There is a spectrum of dysglycaemia ranging from normal blood glucose concentrations to threshold values sufficient to diagnose diabetes. The term ‘prediabetes’ is often used to define a patient who has not yet met the thresholds for type 2 diabetes but has blood glucose concentrations above the normal range (see Diagnostic thresholds for diabetes). It includes those with impaired fasting glucose, impaired glucose tolerance and elevated HbA1c. A patient may meet the threshold for prediabetes on one or multiple tests; however, meeting the threshold for prediabetes on any test does not refute a diagnosis of diabetes made based on another test. Prediabetes is not in itself a disease, but it does help define patients at risk of developing type 2 diabetes and at higher risk of cardiovascular disease. Patients with prediabetes need more frequent follow-up to assess and manage their cardiovascular disease risk factors and risk of developing type 2 diabetes—see Management of people at risk of developing type 2 diabetes for information on management of prediabetes. Prediabetes thresholds are not relevant to patients with type 1 diabetes.
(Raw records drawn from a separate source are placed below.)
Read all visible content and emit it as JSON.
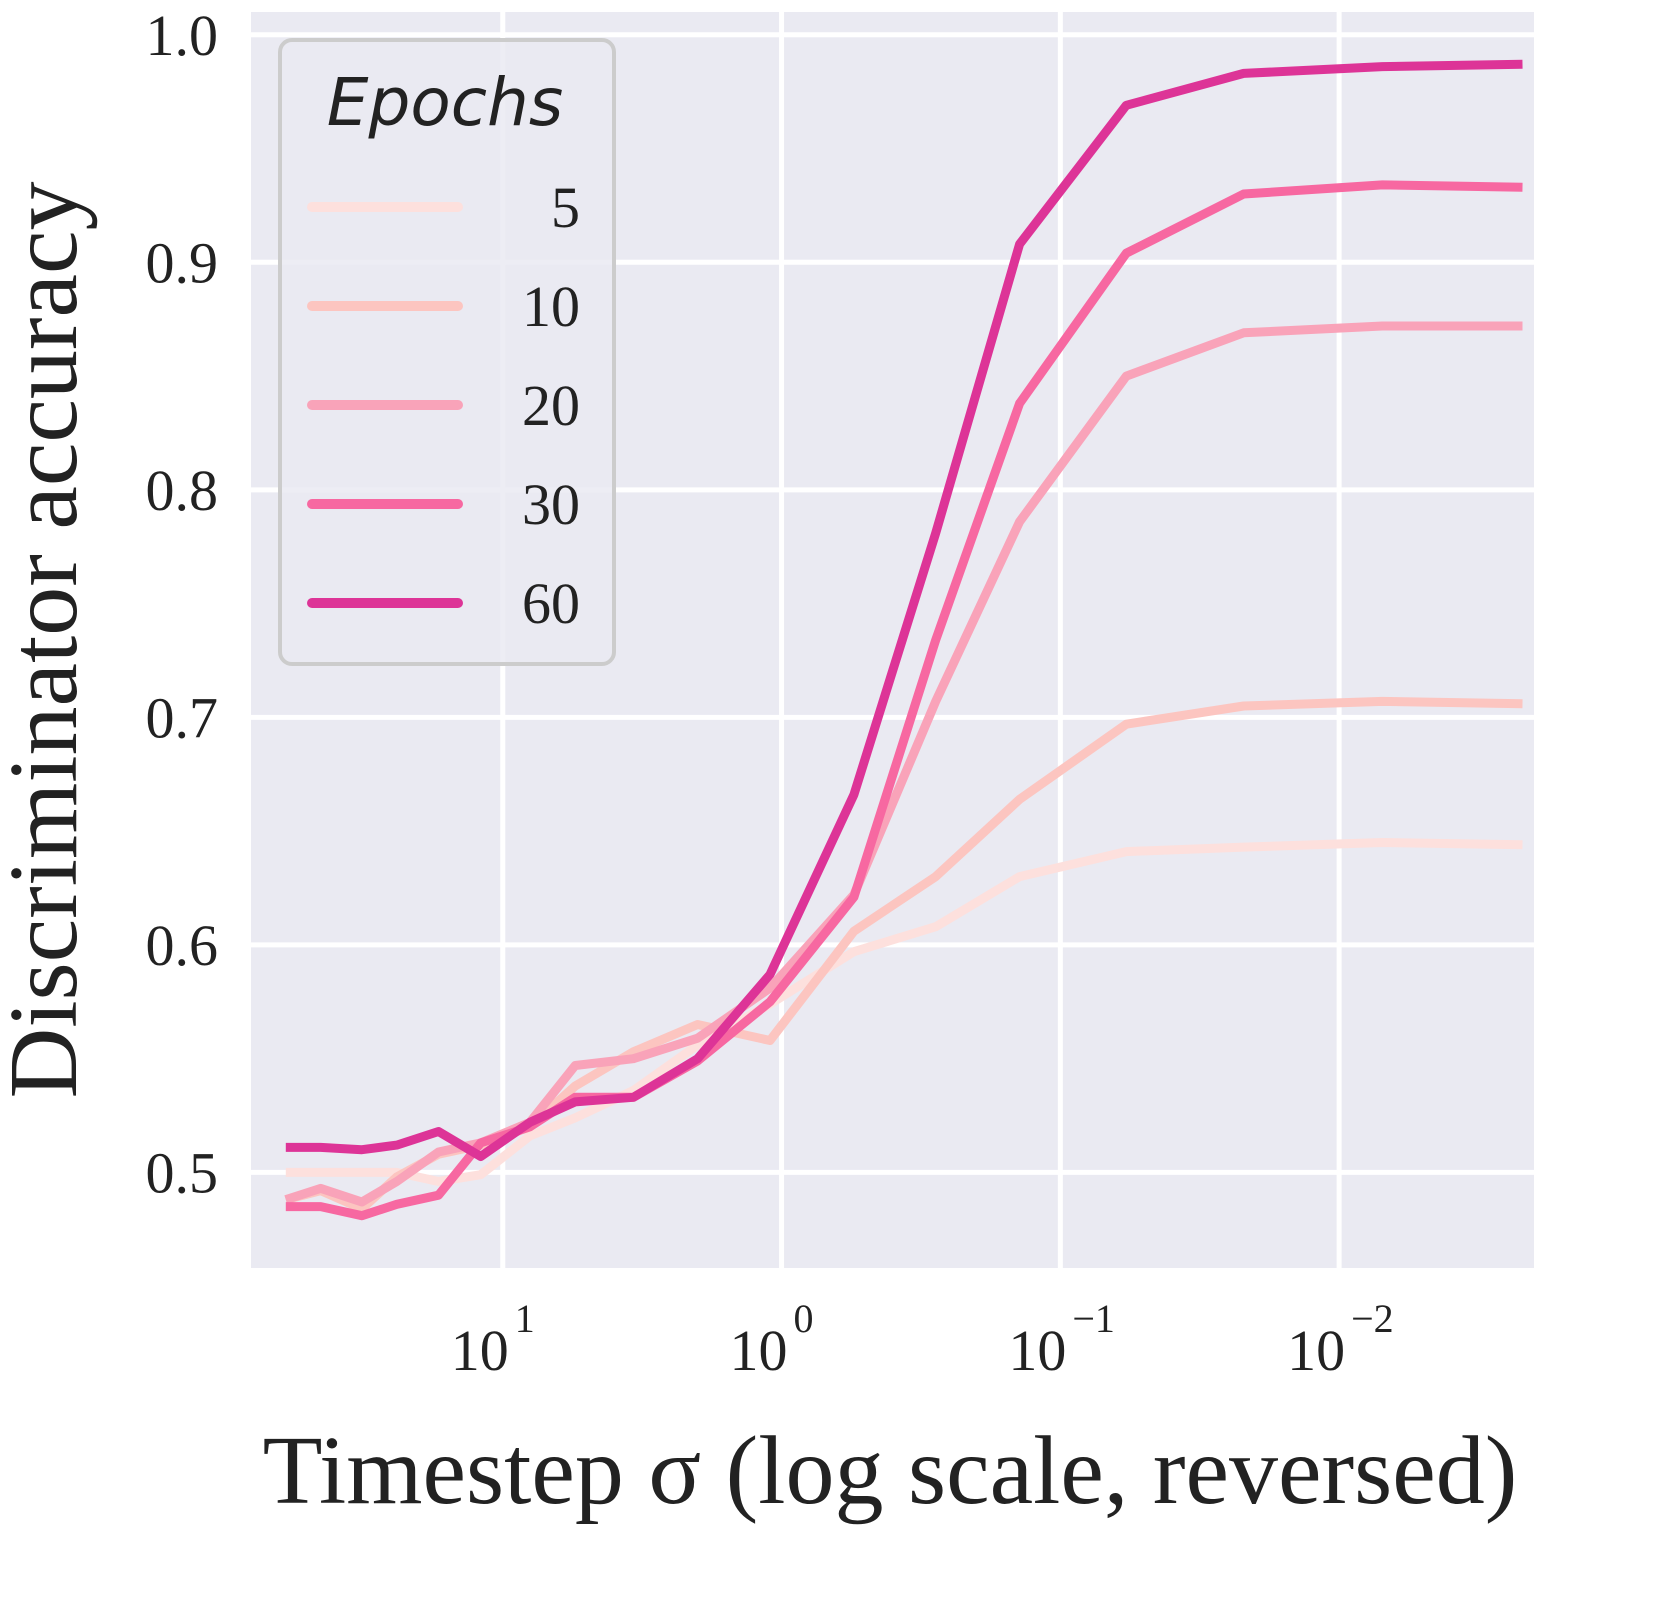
{
  "chart_data": {
    "type": "line",
    "xlabel": "Timestep σ (log scale, reversed)",
    "ylabel": "Discriminator accuracy",
    "xscale": "log",
    "x_reversed": true,
    "xlim": [
      80,
      0.002
    ],
    "ylim": [
      0.458,
      1.01
    ],
    "grid": true,
    "legend_title": "Epochs",
    "legend_position": "top-left",
    "yticks": [
      0.5,
      0.6,
      0.7,
      0.8,
      0.9,
      1.0
    ],
    "ytick_labels": [
      "0.5",
      "0.6",
      "0.7",
      "0.8",
      "0.9",
      "1.0"
    ],
    "xticks": [
      10,
      1,
      0.1,
      0.01
    ],
    "xtick_labels": [
      {
        "base": "10",
        "exp": "1"
      },
      {
        "base": "10",
        "exp": "0"
      },
      {
        "base": "10",
        "exp": "−1"
      },
      {
        "base": "10",
        "exp": "−2"
      }
    ],
    "x": [
      60,
      45,
      32,
      24,
      17,
      12,
      8,
      5.5,
      3.4,
      2.0,
      1.1,
      0.55,
      0.28,
      0.14,
      0.058,
      0.022,
      0.007,
      0.0022
    ],
    "series": [
      {
        "name": "5",
        "color": "#fde0dd",
        "values": [
          0.5,
          0.5,
          0.5,
          0.5,
          0.496,
          0.499,
          0.516,
          0.524,
          0.536,
          0.556,
          0.574,
          0.597,
          0.608,
          0.63,
          0.641,
          0.643,
          0.645,
          0.644
        ]
      },
      {
        "name": "10",
        "color": "#fcc5c0",
        "values": [
          0.488,
          0.492,
          0.484,
          0.498,
          0.508,
          0.512,
          0.52,
          0.538,
          0.553,
          0.565,
          0.558,
          0.606,
          0.63,
          0.664,
          0.697,
          0.705,
          0.707,
          0.706
        ]
      },
      {
        "name": "20",
        "color": "#f9a3b9",
        "values": [
          0.488,
          0.493,
          0.487,
          0.496,
          0.509,
          0.513,
          0.522,
          0.547,
          0.55,
          0.559,
          0.581,
          0.622,
          0.707,
          0.786,
          0.85,
          0.869,
          0.872,
          0.872
        ]
      },
      {
        "name": "30",
        "color": "#f768a1",
        "values": [
          0.485,
          0.485,
          0.481,
          0.486,
          0.49,
          0.513,
          0.52,
          0.533,
          0.533,
          0.549,
          0.575,
          0.621,
          0.734,
          0.838,
          0.904,
          0.93,
          0.934,
          0.933
        ]
      },
      {
        "name": "60",
        "color": "#dd3497",
        "values": [
          0.511,
          0.511,
          0.51,
          0.512,
          0.518,
          0.507,
          0.522,
          0.531,
          0.533,
          0.55,
          0.587,
          0.666,
          0.781,
          0.908,
          0.969,
          0.983,
          0.986,
          0.987
        ]
      }
    ]
  }
}
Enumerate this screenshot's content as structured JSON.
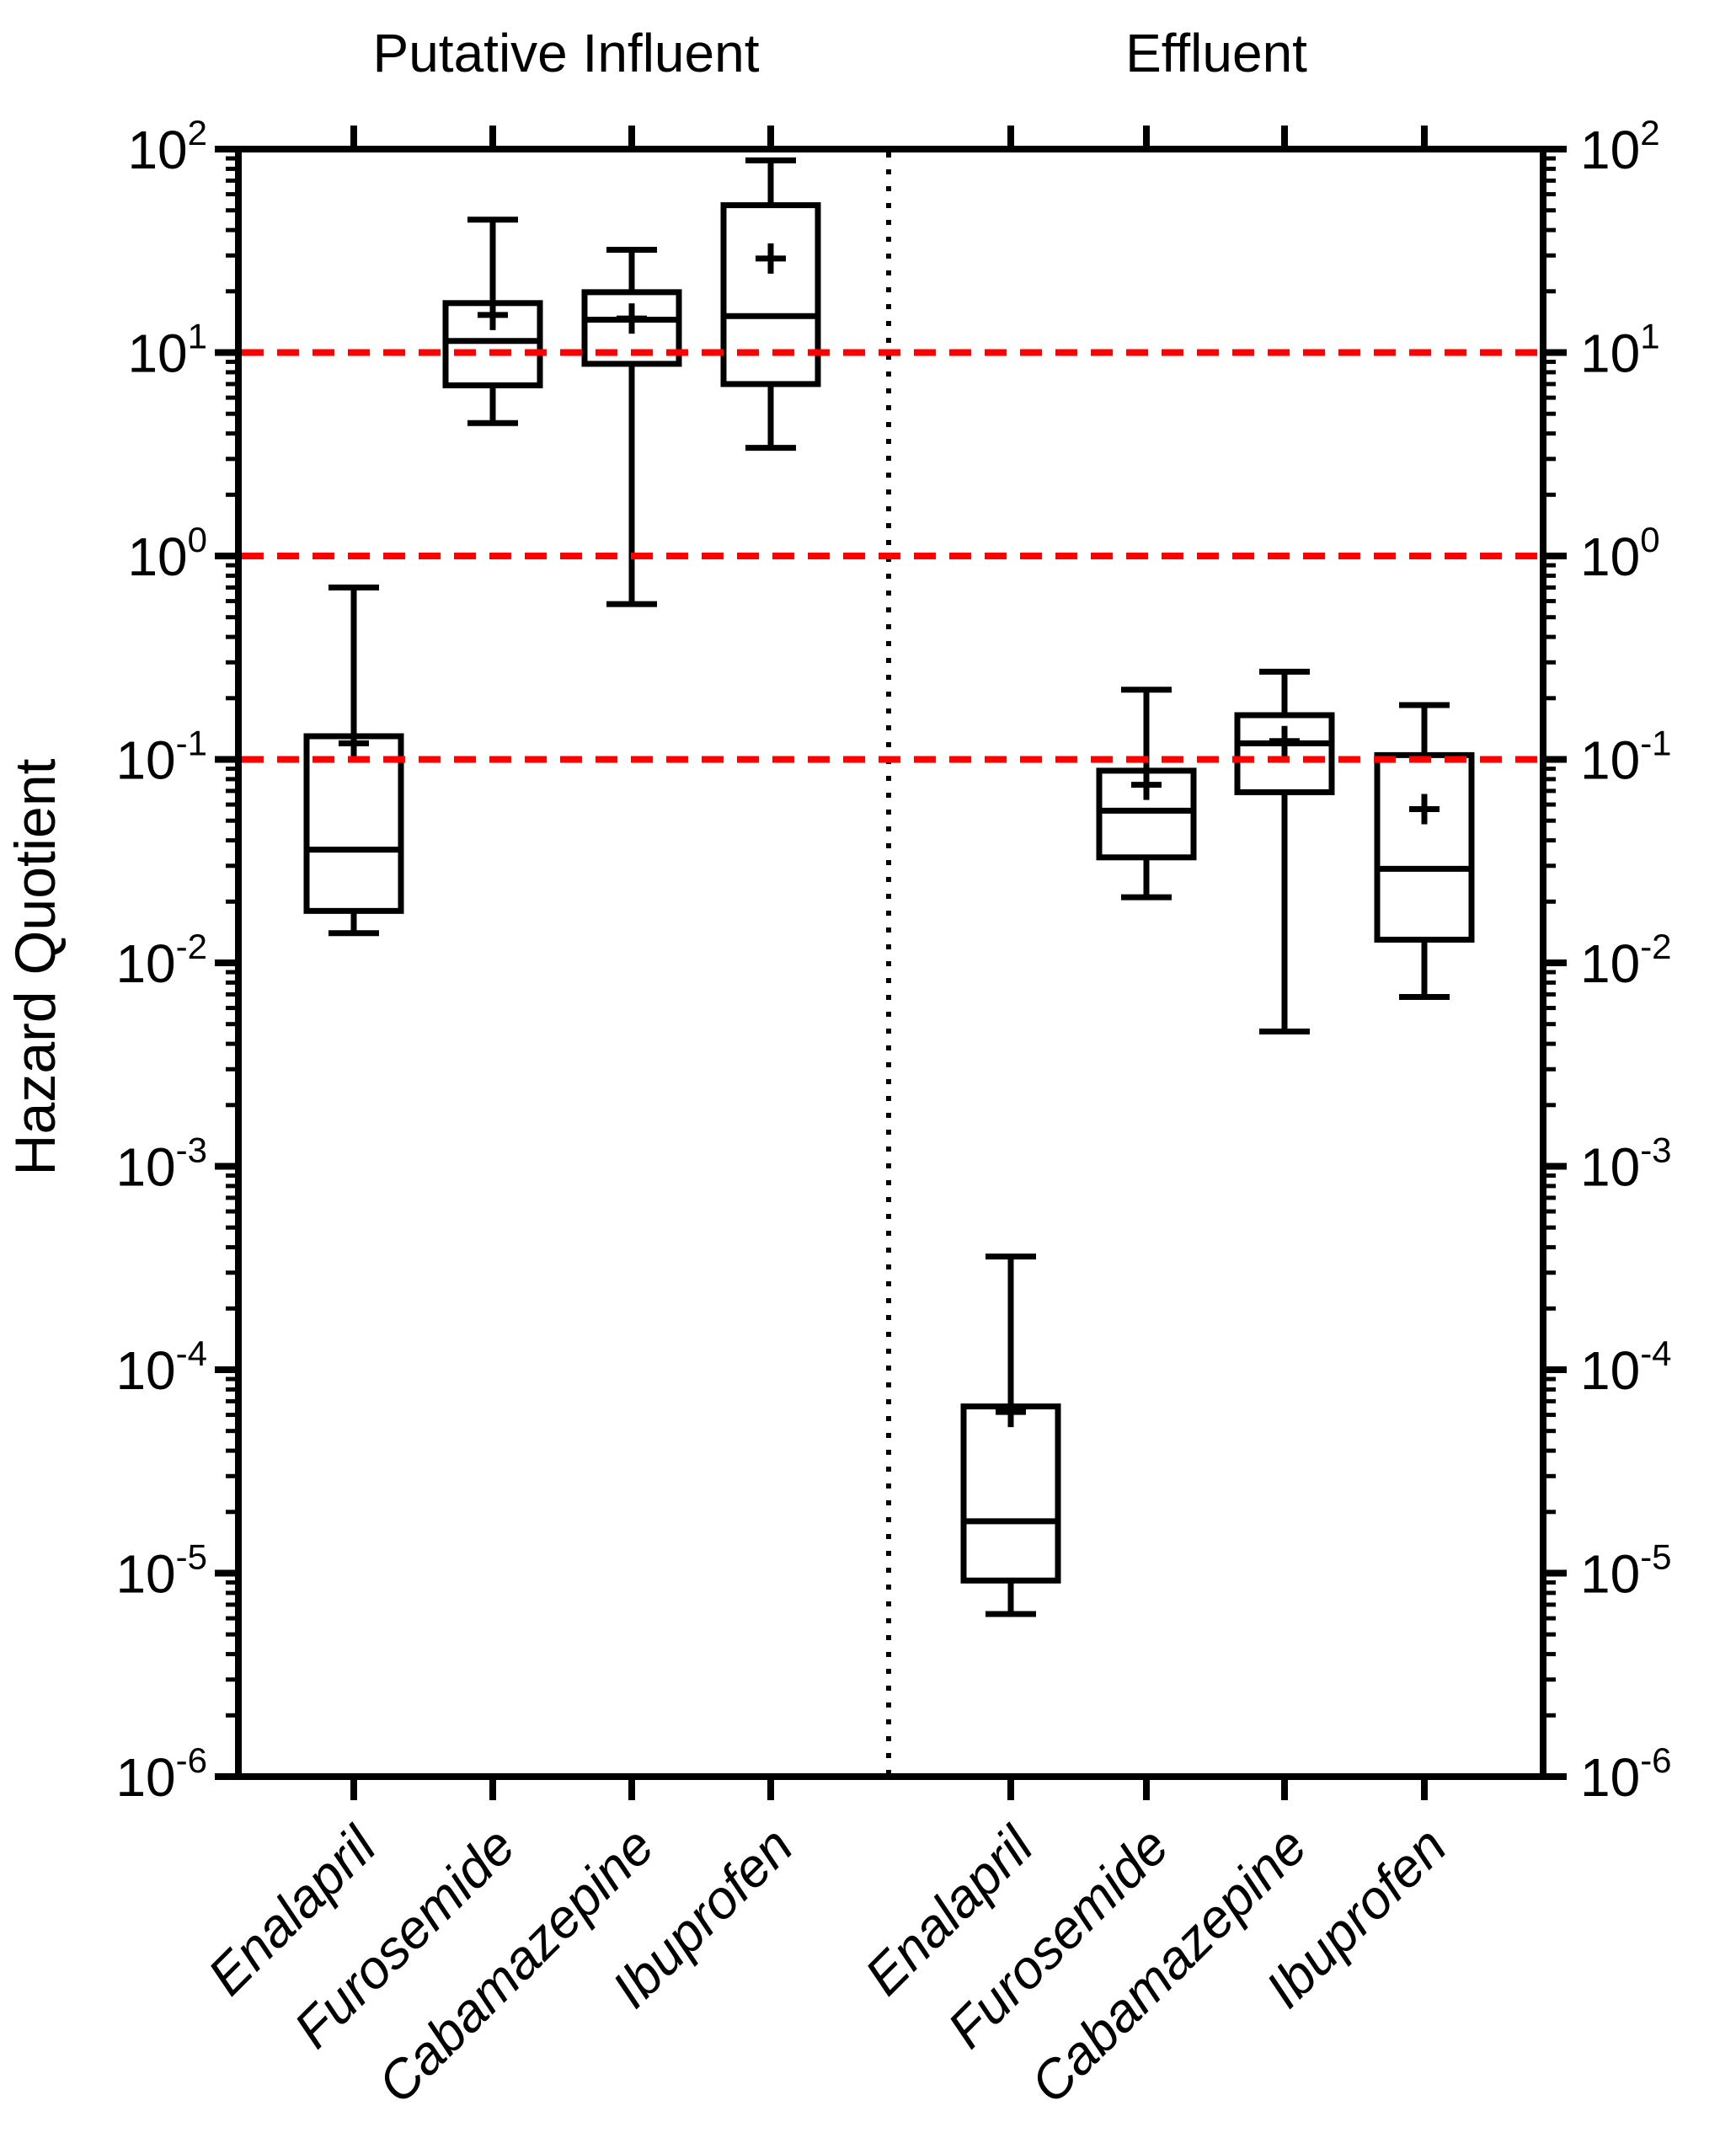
{
  "figure": {
    "ylabel": "Hazard Quotient",
    "group_titles": {
      "influent": "Putative Influent",
      "effluent": "Effluent"
    }
  },
  "chart_data": {
    "type": "boxplot",
    "y_scale": "log10",
    "ylabel": "Hazard Quotient",
    "ylim": [
      1e-06,
      100
    ],
    "ytick_exponents": [
      2,
      1,
      0,
      -1,
      -2,
      -3,
      -4,
      -5,
      -6
    ],
    "grid": "off",
    "reference_lines": {
      "values": [
        10,
        1,
        0.1
      ],
      "color": "#FF0000",
      "style": "dashed"
    },
    "group_separator": {
      "style": "dotted",
      "orientation": "vertical",
      "color": "#000000"
    },
    "groups": [
      {
        "label": "Putative Influent",
        "boxes": [
          {
            "category": "Enalapril",
            "whisker_low": 0.014,
            "q1": 0.018,
            "median": 0.036,
            "q3": 0.13,
            "mean": 0.12,
            "whisker_high": 0.7
          },
          {
            "category": "Furosemide",
            "whisker_low": 4.5,
            "q1": 6.9,
            "median": 11.4,
            "q3": 17.5,
            "mean": 15.3,
            "whisker_high": 45
          },
          {
            "category": "Cabamazepine",
            "whisker_low": 0.58,
            "q1": 8.8,
            "median": 14.5,
            "q3": 19.8,
            "mean": 14.7,
            "whisker_high": 32
          },
          {
            "category": "Ibuprofen",
            "whisker_low": 3.4,
            "q1": 7.0,
            "median": 15.1,
            "q3": 53,
            "mean": 29,
            "whisker_high": 88
          }
        ]
      },
      {
        "label": "Effluent",
        "boxes": [
          {
            "category": "Enalapril",
            "whisker_low": 6.3e-06,
            "q1": 9.2e-06,
            "median": 1.8e-05,
            "q3": 6.6e-05,
            "mean": 6.2e-05,
            "whisker_high": 0.00036
          },
          {
            "category": "Furosemide",
            "whisker_low": 0.021,
            "q1": 0.033,
            "median": 0.056,
            "q3": 0.088,
            "mean": 0.075,
            "whisker_high": 0.22
          },
          {
            "category": "Cabamazepine",
            "whisker_low": 0.0046,
            "q1": 0.069,
            "median": 0.12,
            "q3": 0.165,
            "mean": 0.123,
            "whisker_high": 0.27
          },
          {
            "category": "Ibuprofen",
            "whisker_low": 0.0068,
            "q1": 0.013,
            "median": 0.029,
            "q3": 0.105,
            "mean": 0.057,
            "whisker_high": 0.185
          }
        ]
      }
    ]
  }
}
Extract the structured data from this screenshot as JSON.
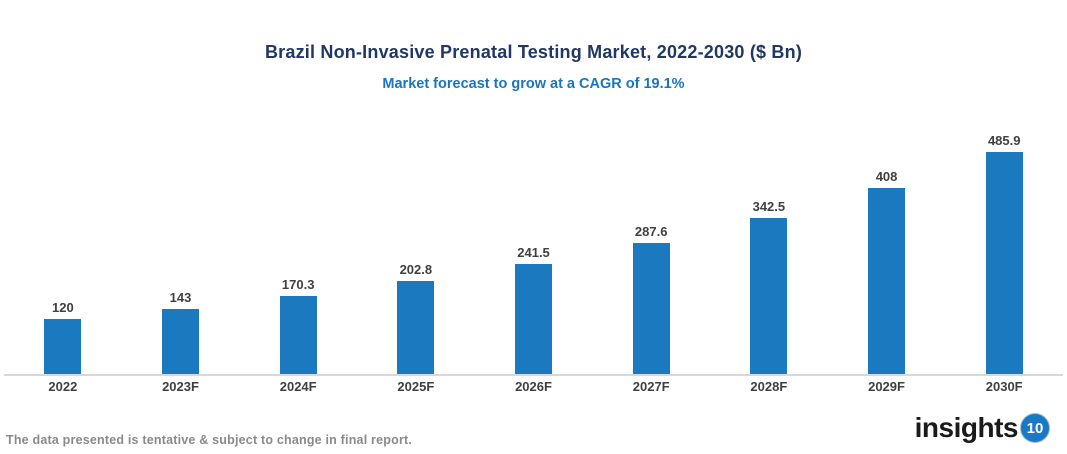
{
  "header": {
    "title": "Brazil Non-Invasive Prenatal Testing Market, 2022-2030 ($ Bn)",
    "subtitle": "Market forecast to grow at a CAGR of 19.1%"
  },
  "chart_data": {
    "type": "bar",
    "categories": [
      "2022",
      "2023F",
      "2024F",
      "2025F",
      "2026F",
      "2027F",
      "2028F",
      "2029F",
      "2030F"
    ],
    "values": [
      120,
      143,
      170.3,
      202.8,
      241.5,
      287.6,
      342.5,
      408,
      485.9
    ],
    "value_labels": [
      "120",
      "143",
      "170.3",
      "202.8",
      "241.5",
      "287.6",
      "342.5",
      "408",
      "485.9"
    ],
    "title": "Brazil Non-Invasive Prenatal Testing Market, 2022-2030 ($ Bn)",
    "subtitle": "Market forecast to grow at a CAGR of 19.1%",
    "xlabel": "",
    "ylabel": "",
    "ylim": [
      0,
      500
    ],
    "grid": false,
    "legend": "none",
    "bar_color": "#1B79BF"
  },
  "footer": {
    "note": "The data presented is tentative & subject to change in final report.",
    "logo_text": "insights",
    "logo_badge": "10"
  },
  "colors": {
    "title": "#1F3864",
    "subtitle": "#1B75BC",
    "bar": "#1B79BF",
    "axis_line": "#D8D8D8",
    "data_label": "#404040",
    "category_label": "#404040",
    "footer_note": "#8A8A8A",
    "logo_badge_bg": "#1879C4"
  }
}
Hyperglycaemia can be precipitated by an acute concurrent stressor (eg infection, cardiovascular event, surgery or other stress) or by medications (eg high-dose glucocorticoids). In an acute event, it may be difficult to distinguish between hyperglycaemia from these causes and previously undiagnosed diabetes. An HbA1c may help gauge the duration of hyperglycaemia, see Glycated haemoglobin (HbA1c) testing. After the acute event has resolved, the patient should have definitive testing for diabetes. However, even if the patient’s blood glucose concentrations have reduced to normal, they should be considered at greater risk for developing diabetes (see Screening and management of people at risk of developing type 2 diabetes).